Die Klasse RubyVM::AST::Node wird ebenfalls eingeführt, von der aus Sie Standortinformationen und Kindknoten erhalten können. Dieses Feature ist experimentell. Die Kompatibilität der AST-Knotenstruktur ist nicht garantiert.

Neue Funktionen

  • Fügt einen neuen Alias then zu Kernel#yield_self hinzu. [Feature #14594]

  • else ohne rescue führt nun zu einem Syntaxfehler. [EXPERIMENTELL]

  • Konstante Namen können mit einem nicht-ASCII-Großbuchstaben beginnen. [Feature #13770]

  • Endlose Bereiche [Feature #12912]

    Ein endloser Bereich, (1..), wird eingeführt. Er funktioniert so, als hätte er kein Ende. Dies zeigt typische Anwendungsfälle

    ary[1..]                          # identical to ary[1..-1] without magical -1
    (1..).each {|index| ... }         # infinite loop from index 1
    ary.zip(1..) {|elem, index| ... } # ary.each.with_index(1) { ... }
    
  • Binding#source_location hinzugefügt. [Feature #14230]

    Diese Methode gibt den Quellcode-Speicherort der Bindung zurück, ein 2-Element-Array von __FILE__ und __LINE__. Traditionell konnten dieselben Informationen durch eval("[__FILE__, __LINE__]", binding) abgerufen werden, aber wir planen, dieses Verhalten zu ändern, so dass Kernel#eval den Quellcode-Speicherort der Bindung ignoriert [Bug #4352]. Daher sollten Benutzer diese neu eingeführte Methode anstelle von Kernel#eval verwenden.

  • Fügt die Option :exception hinzu, damit Kernel.#system einen Fehler auslöst, anstatt false zurückzugeben. [Feature #14386]

Leistungsverbesserungen

  • Beschleunigt Proc#call, da wir uns nicht mehr um $SAFE kümmern müssen. [Feature #14318]

    Mit dem Benchmark lc_fizzbuzz, der Proc#call sehr oft verwendet, können wir eine Verbesserung um das 1,4-fache messen [Bug #10212].

  • Beschleunigt block.call, wobei block ein Blockparameter ist. [Feature #14330]

    Ruby 2.5 verbessert die Leistung beim Übergeben von Blöcken. [Feature #14045] Zusätzlich verbessert Ruby 2.6 die Leistung beim Aufruf übergebener Blöcke.

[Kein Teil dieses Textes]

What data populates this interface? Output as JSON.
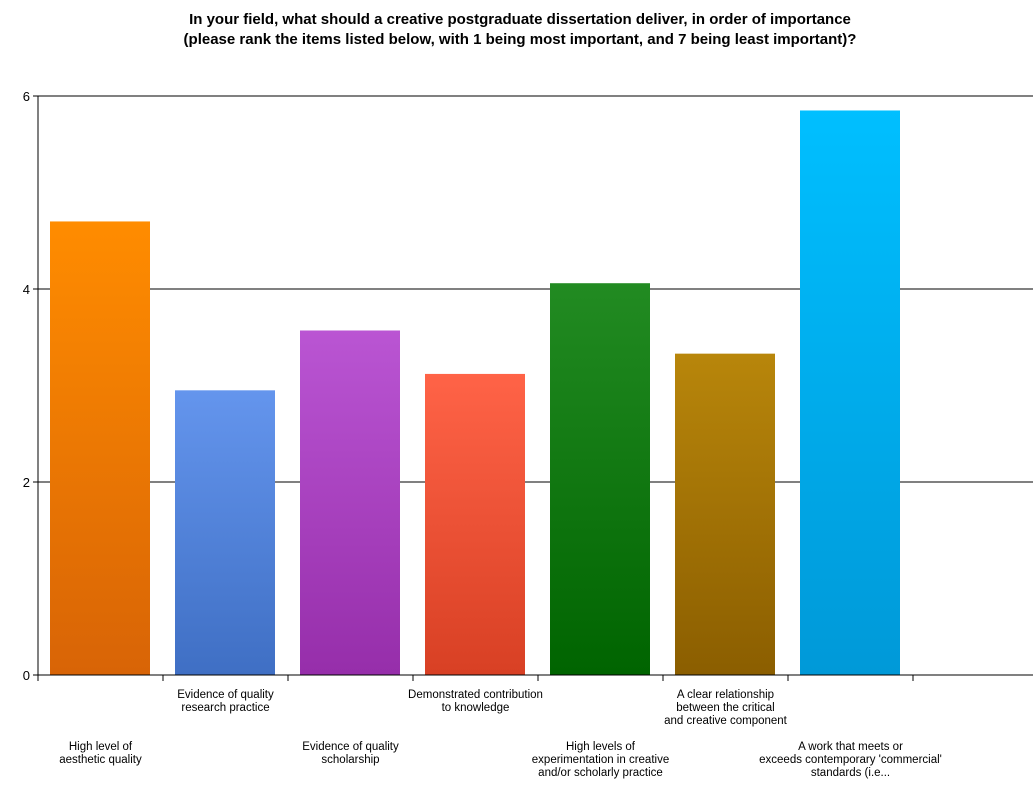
{
  "chart_data": {
    "type": "bar",
    "title": [
      "In your field, what should a creative postgraduate dissertation deliver, in order of importance",
      "(please rank the items listed below, with 1 being most important, and 7 being least important)?"
    ],
    "categories": [
      [
        "High level of",
        "aesthetic quality"
      ],
      [
        "Evidence of quality",
        "research practice"
      ],
      [
        "Evidence of quality",
        "scholarship"
      ],
      [
        "Demonstrated contribution",
        "to knowledge"
      ],
      [
        "High levels of",
        "experimentation in creative",
        "and/or scholarly practice"
      ],
      [
        "A clear relationship",
        "between the critical",
        "and creative component"
      ],
      [
        "A work that meets or",
        "exceeds contemporary 'commercial'",
        "standards (i.e..."
      ]
    ],
    "values": [
      4.7,
      2.95,
      3.57,
      3.12,
      4.06,
      3.33,
      5.85
    ],
    "colors": [
      [
        "#ff8c00",
        "#d86406"
      ],
      [
        "#6495ed",
        "#3f6fc4"
      ],
      [
        "#ba55d3",
        "#962eaa"
      ],
      [
        "#ff6347",
        "#d84024"
      ],
      [
        "#228b22",
        "#006400"
      ],
      [
        "#b8860b",
        "#8b5e00"
      ],
      [
        "#00bfff",
        "#0099d8"
      ]
    ],
    "yticks": [
      0,
      2,
      4,
      6
    ],
    "ylim": [
      0,
      6
    ],
    "grid": true,
    "legend": "none"
  }
}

Mit einem Mikrobenchmark können wir eine Verbesserung um das 2,6-fache beobachten.

Weitere bemerkenswerte Änderungen seit 2.5

  • $SAFE ist ein prozessglobaler Zustand, und wir können ihn wieder auf 0 setzen. [Feature #14250]

  • Die Übergabe von safe_level an ERB.new ist veraltet. Die Argumente trim_mode und eoutvar werden zu Schlüsselwortargumenten. [Feature #14256]

  • Merge RubyGems 3.0.0.beta1

Siehe NEWS oder die Commit-Logs für Details.

Mit diesen Änderungen wurden 4699 Dateien geändert, 45744 Einfügungen(+), 30885 Löschungen(-) seit Ruby 2.5.0!

Viel Spaß beim Programmieren mit Ruby 2.6.0-preview2!